217k views
0 votes
On July 1, the first day of its fiscal year, the Town of Falkville levied a $1,000,000 property tax which is payable in full on December 1 of the same year. On September 15, the town decided to borrow $200,000 in 90-day tax anticipation notes to cover operating expenditures until the tax revenues are collected. The journal entry on September 15 to record the issuance of tax anticipation notes will include

a. A credit to Tax Anticipation Revenue
b. A credit to Tax Anticipation Notes Payable
c. A credit to Other Financing Sources-Proceeds of Tax Anticipation Notes.
d. For the General Fund journal choice A, and choice C for the governmental activities journal.

1 Answer

5 votes

Final answer:

The correct accounting entry on September 15 for borrowing $200,000 in tax anticipation notes would include a credit to Tax Anticipation Notes Payable, with a corresponding debit to the cash account.

Step-by-step explanation:

When the town of Falkville decided to borrow $200,000 in 90-day tax anticipation notes to cover operating expenditures, the proper journal entry would include a credit to Tax Anticipation Notes Payable. This reflects the town's obligation to repay the borrowed funds.
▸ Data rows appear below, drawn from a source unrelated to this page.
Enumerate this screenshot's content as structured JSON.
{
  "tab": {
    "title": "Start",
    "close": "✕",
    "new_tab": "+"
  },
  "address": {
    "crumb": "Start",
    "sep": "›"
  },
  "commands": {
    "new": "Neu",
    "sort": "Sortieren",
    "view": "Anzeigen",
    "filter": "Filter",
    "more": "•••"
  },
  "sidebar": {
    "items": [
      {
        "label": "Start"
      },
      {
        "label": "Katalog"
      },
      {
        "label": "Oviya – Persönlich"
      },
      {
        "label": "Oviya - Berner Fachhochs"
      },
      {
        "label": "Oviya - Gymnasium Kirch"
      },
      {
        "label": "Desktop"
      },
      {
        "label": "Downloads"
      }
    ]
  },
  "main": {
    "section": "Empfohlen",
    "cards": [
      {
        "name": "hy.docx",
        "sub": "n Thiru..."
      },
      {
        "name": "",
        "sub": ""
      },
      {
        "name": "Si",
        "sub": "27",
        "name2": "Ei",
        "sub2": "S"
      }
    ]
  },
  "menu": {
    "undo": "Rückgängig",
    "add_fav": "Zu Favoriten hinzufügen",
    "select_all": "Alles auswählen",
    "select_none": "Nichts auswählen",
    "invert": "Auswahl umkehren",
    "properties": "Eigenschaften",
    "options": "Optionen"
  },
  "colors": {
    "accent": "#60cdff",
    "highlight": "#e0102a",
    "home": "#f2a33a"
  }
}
The entry would not include a credit to Tax Anticipation Revenue as this title does not accurately represent a liability or an inflow of cash. Similarly, a credit to Other Financing Sources-Proceeds of Tax Anticipation Notes aligns more with government-wide activities reporting and not the fund-based accounting that would be found in the General Fund journal. Therefore, the correct answer is b. A credit to Tax Anticipation Notes Payable, which would be coupled with a debit to a cash account reflecting the increase in cash due to the borrowing.